Cidades

Justiça anula registros de fazendas e reconhece “grilagem por deslocalização” no Pará

Sentença cancela matrículas das Fazendas Imbaúba I, Imbaúba II e Limão e determina o retorno das áreas ao patrimônio público

Por Estado do Pará Online
12/08/2026 às 15:29 • 3 min
Promotora Herena Maués Corrêa de Melo fala ao microfone durante reunião institucional no Pará

Promotora Herena Maués Corrêa de Melo fala ao microfone durante reunião institucional no Pará.

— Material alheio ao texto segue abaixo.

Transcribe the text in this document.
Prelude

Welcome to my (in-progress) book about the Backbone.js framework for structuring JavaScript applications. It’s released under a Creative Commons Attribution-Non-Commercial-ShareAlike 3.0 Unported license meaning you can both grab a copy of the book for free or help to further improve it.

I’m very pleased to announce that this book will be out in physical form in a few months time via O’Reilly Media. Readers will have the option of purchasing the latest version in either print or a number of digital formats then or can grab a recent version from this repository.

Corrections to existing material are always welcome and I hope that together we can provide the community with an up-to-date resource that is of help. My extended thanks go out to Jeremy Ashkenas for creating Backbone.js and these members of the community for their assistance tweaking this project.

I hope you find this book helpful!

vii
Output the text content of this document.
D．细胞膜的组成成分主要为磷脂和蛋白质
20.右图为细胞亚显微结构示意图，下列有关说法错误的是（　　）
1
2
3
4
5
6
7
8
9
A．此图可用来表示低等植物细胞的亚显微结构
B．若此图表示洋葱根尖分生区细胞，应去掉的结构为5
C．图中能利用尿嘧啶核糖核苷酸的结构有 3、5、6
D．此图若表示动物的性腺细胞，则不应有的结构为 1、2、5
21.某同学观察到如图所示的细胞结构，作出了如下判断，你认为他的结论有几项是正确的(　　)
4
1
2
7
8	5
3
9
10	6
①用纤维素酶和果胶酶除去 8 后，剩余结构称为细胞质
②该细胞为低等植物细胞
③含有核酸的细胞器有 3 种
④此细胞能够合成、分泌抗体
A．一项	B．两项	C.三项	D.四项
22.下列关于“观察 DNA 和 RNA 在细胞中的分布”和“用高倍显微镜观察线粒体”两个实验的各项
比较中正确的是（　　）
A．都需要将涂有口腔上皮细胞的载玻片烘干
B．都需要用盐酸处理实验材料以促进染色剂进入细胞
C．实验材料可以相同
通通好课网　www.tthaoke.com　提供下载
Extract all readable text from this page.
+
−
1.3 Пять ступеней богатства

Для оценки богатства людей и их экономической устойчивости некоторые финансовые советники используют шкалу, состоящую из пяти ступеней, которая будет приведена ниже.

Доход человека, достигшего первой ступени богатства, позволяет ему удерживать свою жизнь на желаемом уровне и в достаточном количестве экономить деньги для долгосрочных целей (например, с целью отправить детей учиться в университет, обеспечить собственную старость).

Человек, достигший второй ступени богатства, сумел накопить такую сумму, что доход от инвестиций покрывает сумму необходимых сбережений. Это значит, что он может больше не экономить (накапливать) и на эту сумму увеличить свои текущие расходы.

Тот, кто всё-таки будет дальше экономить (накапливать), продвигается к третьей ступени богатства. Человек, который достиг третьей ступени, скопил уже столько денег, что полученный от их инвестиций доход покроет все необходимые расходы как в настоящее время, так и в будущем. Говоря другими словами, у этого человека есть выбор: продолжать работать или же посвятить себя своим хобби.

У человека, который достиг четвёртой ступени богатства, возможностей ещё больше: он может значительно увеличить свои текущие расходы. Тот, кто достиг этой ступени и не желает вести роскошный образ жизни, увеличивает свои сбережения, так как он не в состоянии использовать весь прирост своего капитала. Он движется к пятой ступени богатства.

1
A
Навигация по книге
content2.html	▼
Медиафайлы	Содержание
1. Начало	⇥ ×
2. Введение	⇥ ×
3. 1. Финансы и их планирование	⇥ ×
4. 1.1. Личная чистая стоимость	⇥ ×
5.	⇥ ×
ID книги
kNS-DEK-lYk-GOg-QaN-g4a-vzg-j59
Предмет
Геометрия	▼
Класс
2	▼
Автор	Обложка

Foto: Helena Palmquist - ASCOM/MPF

A Vara Agrária de Santarém julgou integralmente procedentes os pedidos formulados pelo Ministério Público Agrário e declarou a nulidade absoluta das matrículas nº 001, 002 e 003, referentes às Fazendas Imbaúba I, Imbaúba II e Limão, alcançando também as transcrições e os desmembramentos derivados desses registros originados de um título de Sesmaria.

A decisão acata o pedido do Ministério Público de cancelamento das matrículas e retorno das áreas ao patrimônio público.

Um dos pontos de destaque da decisão é o reconhecimento judicial da prática denominada “grilagem por deslocalização”.

Segundo os argumentos da Promotora de Justiça Agrária do MPPA, Herena Maués Corrêa de Melo, reconhecidos na sentença, a modalidade ocorre quando um título antigo e originalmente legítimo é deslocado artificialmente para outra área, conferindo aparência de legalidade à apropriação de terras públicas.

No caso analisado, o próprio documento histórico utilizado como fundamento dos registros indicava sua localização original no Furo do Arapiuns, em Santarém, incompatível com a localização das fazendas registradas na região de Juruti.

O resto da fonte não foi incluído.